I know this because I led a team in 2025 to audit 50 AI-agent wallets and found 30% engaging in coordinated market manipulation via decentralized exchanges. That manipulation did not happen because AI was out of control; it happened because there was no on-chain accountability mechanism. The $200 million annual fraud I estimated would be mitigated not by more regulation, but by smart contract-enforced identity verification without surveillance—zero-knowledge proofs for AI agent behavior. The government narrative offers no such solution.

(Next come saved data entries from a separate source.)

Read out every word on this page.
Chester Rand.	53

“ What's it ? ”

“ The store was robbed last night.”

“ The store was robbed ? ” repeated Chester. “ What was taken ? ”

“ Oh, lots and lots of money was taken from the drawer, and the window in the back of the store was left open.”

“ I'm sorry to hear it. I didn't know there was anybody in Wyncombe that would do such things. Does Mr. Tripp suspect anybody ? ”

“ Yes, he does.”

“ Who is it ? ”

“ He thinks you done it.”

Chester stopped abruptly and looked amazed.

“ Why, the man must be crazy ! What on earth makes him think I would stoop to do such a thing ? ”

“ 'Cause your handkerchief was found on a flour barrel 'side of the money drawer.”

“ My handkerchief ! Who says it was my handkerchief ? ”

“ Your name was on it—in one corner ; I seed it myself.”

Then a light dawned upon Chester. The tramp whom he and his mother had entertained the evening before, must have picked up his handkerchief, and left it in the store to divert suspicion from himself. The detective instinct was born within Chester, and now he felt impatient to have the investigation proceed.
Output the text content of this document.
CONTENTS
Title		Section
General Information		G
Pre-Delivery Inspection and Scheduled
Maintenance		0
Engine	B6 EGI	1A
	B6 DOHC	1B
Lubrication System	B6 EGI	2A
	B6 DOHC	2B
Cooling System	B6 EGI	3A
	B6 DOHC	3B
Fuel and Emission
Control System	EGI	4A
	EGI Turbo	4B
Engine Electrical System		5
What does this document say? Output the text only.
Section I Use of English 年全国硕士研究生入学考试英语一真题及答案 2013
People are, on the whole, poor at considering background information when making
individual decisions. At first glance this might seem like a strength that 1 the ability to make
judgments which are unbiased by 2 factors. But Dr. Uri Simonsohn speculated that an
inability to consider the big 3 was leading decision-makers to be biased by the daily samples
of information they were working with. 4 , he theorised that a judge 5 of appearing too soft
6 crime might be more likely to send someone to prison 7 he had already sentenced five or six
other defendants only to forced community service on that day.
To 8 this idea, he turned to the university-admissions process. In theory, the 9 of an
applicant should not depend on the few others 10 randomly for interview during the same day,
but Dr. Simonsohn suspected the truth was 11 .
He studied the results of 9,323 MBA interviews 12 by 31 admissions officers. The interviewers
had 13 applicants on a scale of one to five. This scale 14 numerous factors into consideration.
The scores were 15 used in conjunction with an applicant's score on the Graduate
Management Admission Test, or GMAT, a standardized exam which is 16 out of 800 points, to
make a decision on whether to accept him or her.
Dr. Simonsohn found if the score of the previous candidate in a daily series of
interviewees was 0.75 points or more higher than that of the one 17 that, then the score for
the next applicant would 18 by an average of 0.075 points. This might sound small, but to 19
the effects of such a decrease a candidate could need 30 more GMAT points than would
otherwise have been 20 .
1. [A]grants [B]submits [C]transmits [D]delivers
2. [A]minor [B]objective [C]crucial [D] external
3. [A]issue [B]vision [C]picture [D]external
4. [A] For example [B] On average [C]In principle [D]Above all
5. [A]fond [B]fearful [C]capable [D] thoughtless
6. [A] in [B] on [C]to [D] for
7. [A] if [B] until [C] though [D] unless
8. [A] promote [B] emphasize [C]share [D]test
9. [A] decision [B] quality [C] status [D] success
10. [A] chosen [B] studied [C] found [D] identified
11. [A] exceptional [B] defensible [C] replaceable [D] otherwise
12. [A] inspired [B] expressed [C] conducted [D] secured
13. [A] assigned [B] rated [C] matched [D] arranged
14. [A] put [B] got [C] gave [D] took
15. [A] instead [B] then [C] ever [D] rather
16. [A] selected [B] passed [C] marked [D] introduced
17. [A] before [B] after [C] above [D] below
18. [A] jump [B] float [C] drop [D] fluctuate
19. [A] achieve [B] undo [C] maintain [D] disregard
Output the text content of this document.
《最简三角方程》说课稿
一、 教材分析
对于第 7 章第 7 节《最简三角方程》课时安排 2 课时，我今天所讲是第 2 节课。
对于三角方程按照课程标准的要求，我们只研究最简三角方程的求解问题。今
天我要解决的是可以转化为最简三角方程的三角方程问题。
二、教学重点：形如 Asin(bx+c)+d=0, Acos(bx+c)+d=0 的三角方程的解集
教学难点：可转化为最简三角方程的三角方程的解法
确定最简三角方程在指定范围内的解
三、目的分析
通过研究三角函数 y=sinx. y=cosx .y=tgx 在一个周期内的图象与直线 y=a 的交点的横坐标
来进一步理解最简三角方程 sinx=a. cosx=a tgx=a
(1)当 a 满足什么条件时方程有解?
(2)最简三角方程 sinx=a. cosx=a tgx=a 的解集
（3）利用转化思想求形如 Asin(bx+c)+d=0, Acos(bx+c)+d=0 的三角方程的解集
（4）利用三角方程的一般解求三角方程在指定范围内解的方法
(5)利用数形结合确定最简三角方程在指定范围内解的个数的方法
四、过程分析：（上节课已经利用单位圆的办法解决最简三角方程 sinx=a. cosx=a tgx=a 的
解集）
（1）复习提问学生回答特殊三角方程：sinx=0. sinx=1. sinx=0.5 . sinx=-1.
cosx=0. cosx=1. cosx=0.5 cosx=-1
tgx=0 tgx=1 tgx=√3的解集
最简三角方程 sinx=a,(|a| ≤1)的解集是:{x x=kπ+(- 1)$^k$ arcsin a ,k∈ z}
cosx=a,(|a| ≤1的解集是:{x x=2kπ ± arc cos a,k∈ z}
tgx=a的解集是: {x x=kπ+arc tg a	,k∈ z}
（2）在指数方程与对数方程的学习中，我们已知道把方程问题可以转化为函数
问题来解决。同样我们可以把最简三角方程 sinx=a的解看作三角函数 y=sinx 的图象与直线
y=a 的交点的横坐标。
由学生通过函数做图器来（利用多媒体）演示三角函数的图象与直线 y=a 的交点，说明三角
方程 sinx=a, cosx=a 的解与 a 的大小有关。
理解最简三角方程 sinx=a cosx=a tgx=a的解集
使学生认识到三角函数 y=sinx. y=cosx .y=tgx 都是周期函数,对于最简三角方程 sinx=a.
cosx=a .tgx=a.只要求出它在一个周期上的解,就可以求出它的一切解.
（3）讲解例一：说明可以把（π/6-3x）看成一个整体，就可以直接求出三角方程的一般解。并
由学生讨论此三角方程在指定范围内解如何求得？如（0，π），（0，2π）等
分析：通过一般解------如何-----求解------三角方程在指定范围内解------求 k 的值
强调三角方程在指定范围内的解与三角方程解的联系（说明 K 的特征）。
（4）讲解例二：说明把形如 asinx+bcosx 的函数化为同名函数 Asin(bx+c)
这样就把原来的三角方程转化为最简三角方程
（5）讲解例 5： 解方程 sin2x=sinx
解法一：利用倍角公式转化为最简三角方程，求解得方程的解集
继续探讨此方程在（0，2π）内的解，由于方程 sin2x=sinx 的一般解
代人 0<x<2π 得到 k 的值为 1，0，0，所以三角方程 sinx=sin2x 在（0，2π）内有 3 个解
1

The contrarian angle is this: the real AI Hiroshima will not be a rogue AGI or a flash crash triggered by synchronized agents. It will be a coordinated government response that kills open innovation, forces everyone into CBDC-controlled networks, and bans permissionless creation in the name of safety. I saw this pattern in 2022, when the FTX collapse triggered a market-wide panic. While mainstream analysts predicted the end of crypto, I published a thesis on modular blockchain infrastructure—Celestia, EigenLayer—and identified $50 million in capital inflows despite the bear market. That contrarian confidence was built on structural analysis, not fear.

Today, the same structural analysis applies. The “AI Hiroshima” narrative is a fear campaign designed to centralize power. The real arbitrage—the market inefficiency—lives in the opposite direction: in decentralized governance of AI, in transparent on-chain auditing of models, and in community-driven safety protocols that cannot be censored by a single state. Chaos is where the arbitrage lives, and the current chaos of regulatory posturing is giving us a clear entry point to build. We didn’t lose the signal; we just forgot how to parse the data.

Takeaway: The next narrative isn’t AI safety; it’s AI sovereignty. The question each builder must answer: do you align your code with a government-mediated safety framework, or do you embed sovereignty into the protocol itself? The answer will determine which side of the CBDC divide you end up on. And that is not a technical decision—it is a cultural audit of value.